One of the hardest parts of end-of-life care is watching abnormalities develop and refraining from treating. The order in question makes sense if the patient was uncomfortably symptomatic during previous episodes of svt. If that's not the case, then the md was treating himself, not the patient.

Treatments are often used if the condition being treated, i.e. pulmonary edema, painful infections like uti or sinusitis, is likely to cause significant discomfort.

Specializes in PICU, Sedation/Radiology, PACU.
Eventually we had to switch back pt to DNR/DNI and not comfort measures anymore because family was not aware of what comfort measures really meant and wanted IVPB metropolol to be administered.

Can you explain what you mean by this? Palliative care (comfort measures”) involves providing relief from the symptoms, pain, physical and emotional stress of an illness. While palliative care can be rendered to any patient- whether the goal is curative treatment or not- is most commonly offered in conjunction with a DNR/DNI order. I'm not understanding why the patient would have been switched back from comfort measures to DNR/DNI."

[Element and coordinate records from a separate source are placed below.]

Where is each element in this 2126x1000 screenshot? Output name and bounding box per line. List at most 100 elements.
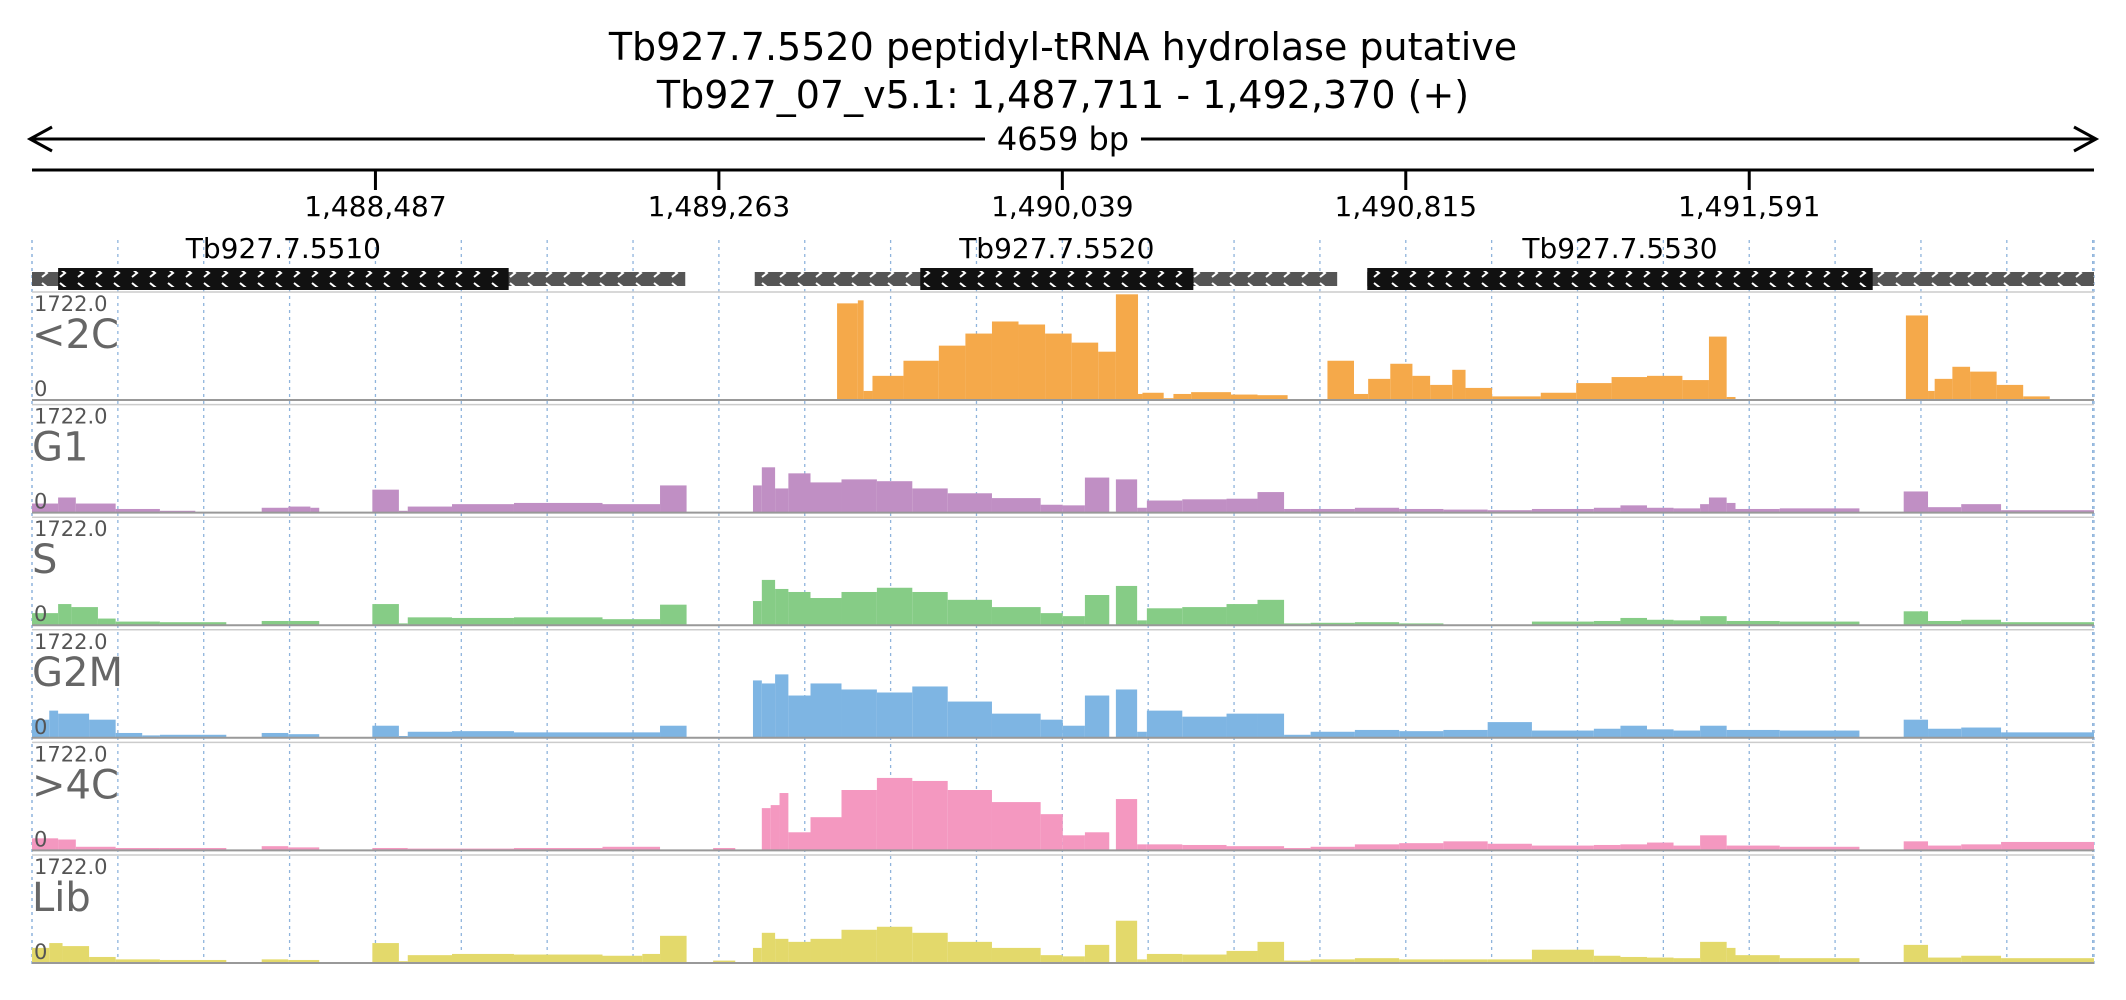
coverage-bar [97,618,116,626]
coverage-bar [1327,360,1354,400]
coverage-bar [1620,956,1647,963]
coverage-bar [1465,387,1493,400]
coverage-bar [159,959,227,963]
x-tick-label: 1,491,591 [1678,190,1821,223]
coverage-bar [1646,619,1674,626]
chart-title: Tb927.7.5520 peptidyl-tRNA hydrolase put… [608,25,1517,69]
coverage-bar [1726,502,1736,513]
coverage-bar [49,943,63,963]
coverage-bar [1182,607,1227,626]
coverage-bar [1934,378,1953,400]
coverage-bar [1040,504,1063,513]
coverage-bar [947,701,992,738]
coverage-bar [32,838,59,851]
coverage-bar [1928,507,1962,513]
coverage-bar [372,489,399,513]
coverage-bar [2001,622,2094,626]
coverage-bar [1146,500,1183,513]
coverage-bar [115,959,160,963]
coverage-bar [602,732,661,738]
coverage-bar [1310,508,1355,513]
coverage-bar [372,604,399,626]
coverage-bar [1620,725,1647,738]
coverage-bar [1487,510,1532,513]
coverage-bar [841,929,877,963]
coverage-bar [1284,960,1311,963]
x-tick-label: 1,489,263 [648,190,791,223]
span-arrow-left [26,125,53,153]
coverage-bar [407,955,453,963]
coverage-bar [761,683,776,738]
coverage-bar [1452,369,1466,400]
track-name-label: Lib [32,875,91,921]
coverage-bar [1646,957,1674,963]
track-min-label: 0 [34,377,47,401]
coverage-bar [89,719,116,738]
coverage-bar [841,591,877,626]
coverage-bar [1443,729,1488,738]
coverage-bar [903,360,939,400]
track-S: 1722.0S 0 [32,516,2094,627]
coverage-bar [1137,959,1147,963]
coverage-bar [841,790,877,851]
coverage-bar [1928,620,1962,626]
coverage-bar [32,503,59,513]
coverage-bar [1226,604,1258,626]
coverage-bar [761,808,771,851]
coverage-bar [1487,722,1532,738]
coverage-bar [841,689,877,738]
coverage-bar [1593,728,1621,738]
coverage-bar [1354,729,1400,738]
coverage-bar [912,780,948,851]
coverage-bar [1593,955,1621,963]
coverage-bar [761,579,776,626]
coverage-bar [602,619,661,626]
coverage-bar [1115,294,1139,400]
coverage-bar [1137,731,1147,738]
coverage-bar [752,947,762,963]
coverage-bar [1084,477,1110,513]
coverage-bar [1284,847,1311,851]
coverage-bar [1443,509,1488,513]
coverage-bar [1310,846,1355,851]
coverage-bar [1115,920,1138,963]
coverage-bar [947,941,992,963]
track-max-label: 1722.0 [34,855,107,879]
coverage-bar [1700,504,1709,513]
track-name-label: G1 [32,425,88,471]
coverage-bar [1284,734,1311,738]
x-axis-ticks: 1,488,487 1,489,263 1,490,039 1,490,815 1,49… [304,170,1820,223]
gene-feature: Tb927.7.5530 [1367,232,2094,290]
coverage-bar [775,674,789,738]
coverage-bar [1620,505,1647,513]
coverage-bar [761,467,776,513]
coverage-bar [1146,608,1183,626]
track-min-label: 0 [34,602,47,626]
coverage-bar [876,692,913,738]
coverage-bar [1354,622,1400,626]
coverage-bar [1443,841,1488,851]
gene-feature: Tb927.7.5510 [32,232,686,290]
coverage-bar [2001,841,2094,851]
coverage-tracks: 1722.0<2C01722.0G101722.0S01722.0G2M0172… [32,291,2094,964]
coverage-bar [810,938,842,963]
coverage-bar [761,932,776,963]
coverage-bar [1368,378,1391,400]
coverage-bar [1726,947,1736,963]
coverage-bar [713,847,736,851]
coverage-bar [775,488,789,513]
coverage-bar [1735,955,1780,963]
coverage-bar [752,601,762,626]
coverage-bar [1084,695,1110,738]
coverage-bar [1779,846,1860,851]
coverage-bar [261,732,289,738]
x-tick-label: 1,490,815 [1335,190,1478,223]
coverage-bar [1115,799,1138,851]
coverage-bar [1040,719,1063,738]
coverage-bar [513,732,603,738]
coverage-bar [775,938,789,963]
span-length-label: 4659 bp [997,120,1129,158]
coverage-bar [1646,507,1674,513]
coverage-bar [1137,844,1147,851]
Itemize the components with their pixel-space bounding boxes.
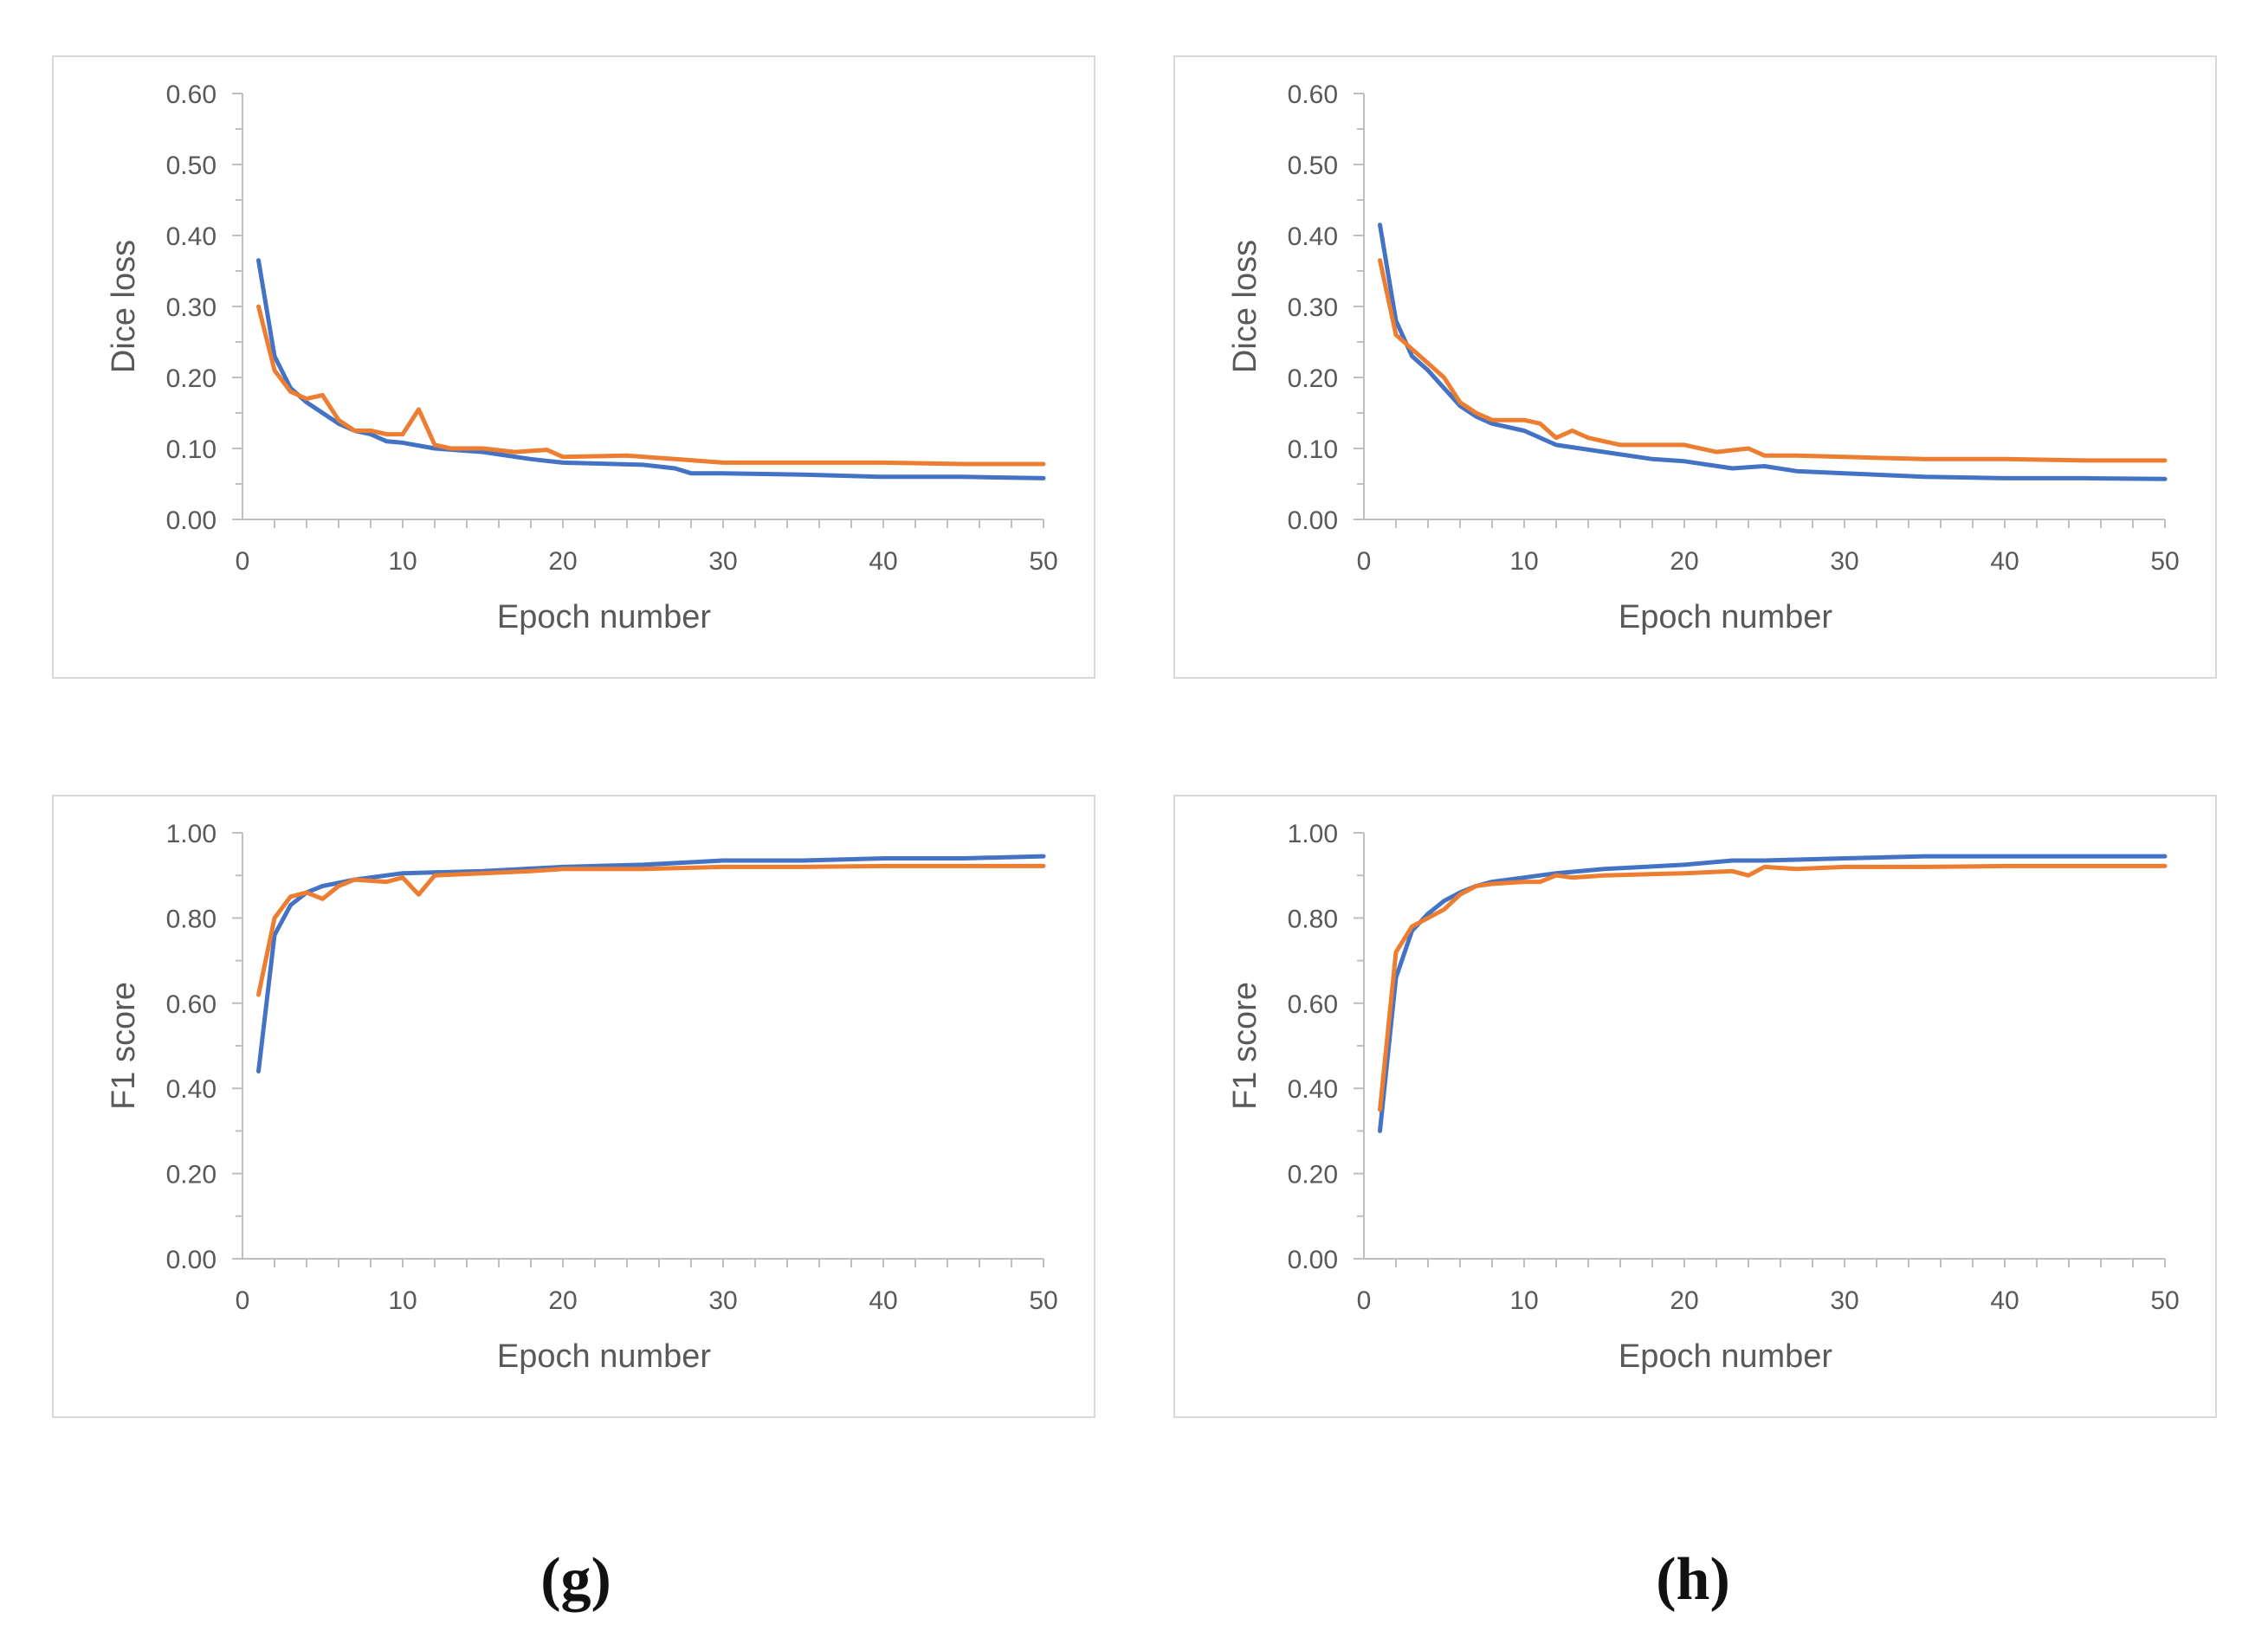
x-tick-label: 20 (548, 1286, 577, 1315)
x-tick-label: 50 (1029, 547, 1057, 576)
x-tick-label: 40 (869, 547, 897, 576)
x-tick-label: 10 (388, 1286, 417, 1315)
x-tick-label: 40 (869, 1286, 897, 1315)
x-tick-label: 20 (548, 547, 577, 576)
y-tick-label: 0.40 (166, 222, 216, 251)
y-axis-title: Dice loss (106, 240, 142, 373)
x-tick-label: 0 (236, 547, 250, 576)
y-tick-label: 0.20 (166, 1161, 216, 1189)
series-line-orange (256, 304, 1046, 467)
x-tick-label: 10 (1509, 547, 1538, 576)
y-axis-title: F1 score (106, 982, 142, 1110)
y-tick-label: 1.00 (1288, 820, 1338, 848)
y-tick-label: 0.60 (1288, 81, 1338, 109)
chart-panel-h-f1: 0.00 0.20 0.40 0.60 0.80 1.00 0 10 20 30 40 50 Epoch… (1173, 795, 2217, 1418)
chart-panel-h-dice: 0.00 0.10 0.20 0.30 0.40 0.50 0.60 0 10 20 30 40 50 E… (1173, 55, 2217, 679)
series-line-blue (256, 258, 1046, 480)
chart-g-dice: 0.00 0.10 0.20 0.30 0.40 0.50 0.60 0 10 20 30 40 50 E… (106, 81, 1058, 635)
y-tick-label: 0.60 (166, 81, 216, 109)
series-line-orange (1378, 258, 2168, 463)
caption-g: (g) (540, 1546, 611, 1613)
x-axis-title: Epoch number (497, 1338, 711, 1375)
caption-h: (h) (1656, 1546, 1730, 1613)
y-tick-label: 0.00 (166, 506, 216, 535)
chart-panel-g-dice: 0.00 0.10 0.20 0.30 0.40 0.50 0.60 0 10 20 30 40 50 E… (52, 55, 1095, 679)
chart-panel-g-f1: 0.00 0.20 0.40 0.60 0.80 1.00 0 10 20 30 40 50 Epoch… (52, 795, 1095, 1418)
series-line-blue (1378, 222, 2168, 481)
y-tick-label: 0.30 (166, 293, 216, 322)
y-tick-label: 1.00 (166, 820, 216, 848)
y-tick-label: 0.60 (1288, 990, 1338, 1019)
x-tick-label: 50 (1029, 1286, 1057, 1315)
series-line-blue (256, 854, 1046, 1073)
x-axis-title: Epoch number (1619, 1338, 1832, 1375)
y-tick-label: 0.00 (1288, 506, 1338, 535)
x-tick-label: 50 (2150, 547, 2179, 576)
y-tick-label: 0.80 (166, 905, 216, 933)
x-tick-label: 30 (708, 547, 737, 576)
y-tick-label: 0.20 (1288, 364, 1338, 393)
x-tick-label: 40 (1990, 1286, 2019, 1315)
x-tick-label: 30 (708, 1286, 737, 1315)
x-tick-label: 20 (1670, 1286, 1698, 1315)
series-line-orange (1378, 863, 2168, 1112)
y-tick-label: 0.30 (1288, 293, 1338, 322)
y-tick-label: 0.00 (166, 1246, 216, 1274)
x-tick-label: 0 (236, 1286, 250, 1315)
y-tick-label: 0.50 (1288, 152, 1338, 180)
y-axis-title: F1 score (1227, 982, 1263, 1110)
y-tick-label: 0.10 (1288, 435, 1338, 464)
x-tick-label: 10 (388, 547, 417, 576)
y-tick-label: 0.60 (166, 990, 216, 1019)
y-tick-label: 0.00 (1288, 1246, 1338, 1274)
chart-h-dice: 0.00 0.10 0.20 0.30 0.40 0.50 0.60 0 10 20 30 40 50 E… (1227, 81, 2180, 635)
y-tick-label: 0.20 (166, 364, 216, 393)
series-line-orange (256, 863, 1046, 997)
y-tick-label: 0.80 (1288, 905, 1338, 933)
y-tick-label: 0.50 (166, 152, 216, 180)
x-tick-label: 20 (1670, 547, 1698, 576)
x-tick-label: 10 (1509, 1286, 1538, 1315)
x-tick-label: 0 (1357, 1286, 1372, 1315)
series-line-blue (1378, 854, 2168, 1133)
y-tick-label: 0.40 (166, 1075, 216, 1104)
y-axis-title: Dice loss (1227, 240, 1263, 373)
chart-g-f1: 0.00 0.20 0.40 0.60 0.80 1.00 0 10 20 30 40 50 Epoch… (106, 820, 1058, 1375)
x-tick-label: 0 (1357, 547, 1372, 576)
y-tick-label: 0.20 (1288, 1161, 1338, 1189)
x-tick-label: 30 (1830, 547, 1858, 576)
x-tick-label: 40 (1990, 547, 2019, 576)
x-axis-title: Epoch number (1619, 599, 1832, 635)
chart-h-f1: 0.00 0.20 0.40 0.60 0.80 1.00 0 10 20 30 40 50 Epoch… (1227, 820, 2180, 1375)
y-tick-label: 0.40 (1288, 1075, 1338, 1104)
y-tick-label: 0.40 (1288, 222, 1338, 251)
x-axis-title: Epoch number (497, 599, 711, 635)
x-tick-label: 50 (2150, 1286, 2179, 1315)
y-tick-label: 0.10 (166, 435, 216, 464)
x-tick-label: 30 (1830, 1286, 1858, 1315)
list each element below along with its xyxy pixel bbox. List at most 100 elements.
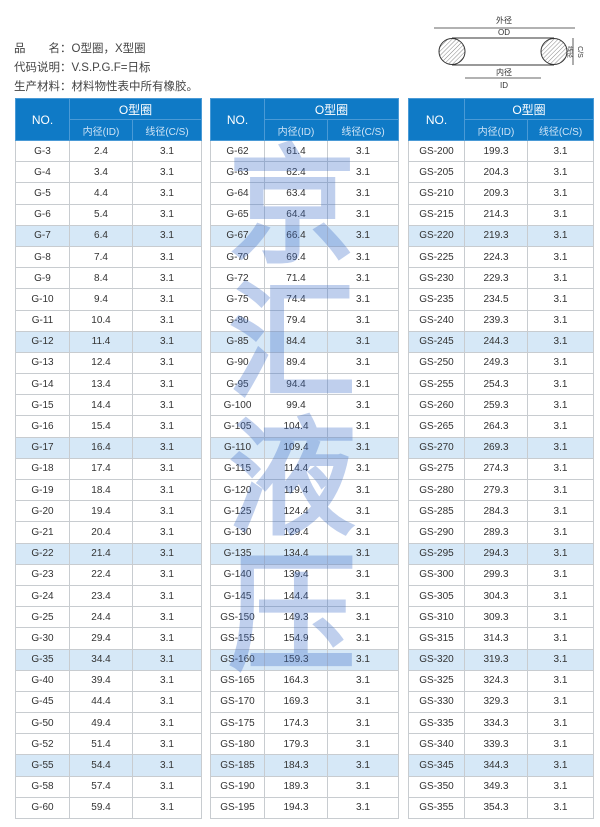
cell-no: G-100 xyxy=(210,394,265,417)
cell-no: GS-230 xyxy=(408,267,465,290)
table-row: G-18 17.4 3.1 xyxy=(15,457,202,481)
cell-cs: 3.1 xyxy=(132,457,202,481)
cell-no: GS-215 xyxy=(408,203,465,226)
cell-id: 23.4 xyxy=(69,584,133,608)
cell-id: 69.4 xyxy=(264,245,328,269)
cell-cs: 3.1 xyxy=(327,394,399,417)
size-table-2: NO. O型圈 内径(ID) 线径(C/S) G-62 61.4 3.1 G-63 62.4 3… xyxy=(210,98,399,820)
cell-cs: 3.1 xyxy=(527,267,594,290)
cell-id: 239.3 xyxy=(464,309,528,332)
table-row: GS-185 184.3 3.1 xyxy=(210,754,399,777)
cell-no: G-63 xyxy=(210,161,265,184)
cell-id: 61.4 xyxy=(264,139,328,163)
cell-no: GS-190 xyxy=(210,775,265,798)
cell-no: GS-170 xyxy=(210,690,265,714)
header-no: NO. xyxy=(15,98,70,141)
cell-no: GS-240 xyxy=(408,309,465,332)
cell-cs: 3.1 xyxy=(527,627,594,650)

Whether a cardiac medication that could potentially cause bradycardia/hypotension should be administered to a patient who isn't receiving continuous cardiac monitoring should be discussed by the family/POA and the palliative care team. If the SVT has caused instability/discomfort in the past and the cardiac monitoring would be too disruptive to the patient, it may still be the best decision to give the metoprolol without monitoring and accept the potential risks. It would be no different, in my opinion, than administering morphine to a patient with a low respiratory rate who is having pain. The goal is to provide the most relief from discomfort possible.

I totally agree with Double- Helix and would add that comfort care is a part of end of life care; DNR/DNI status can mean that up until the moment when a pt stops breathing/ heart stops, everything else is done to treat the medical condition. Also, in this situation the question of if the pt was symptomatic with the SVT should have been asked.

Specializes in SICU, trauma, neuro.

I agree with the others. Our docs generally d/c everything and order a bunch of prn's -- usually morphine, ativan, atropine drops/scopalomine patch (to help reduce secretions), and I want to say Tylenol supps for fever and Dulcolax supps for constipation. I don't think they use an order set because the doses vary.

Now as the PPs said, metoprolol can be continued if d/c'ing it would result in discomfort. If the pt is on palliative care though, you're not going to need to worry about the cardiac monitoring; the monitor serves no comfort-promoting purpose. You can always clarify why it is being continued, and then just give it as ordered.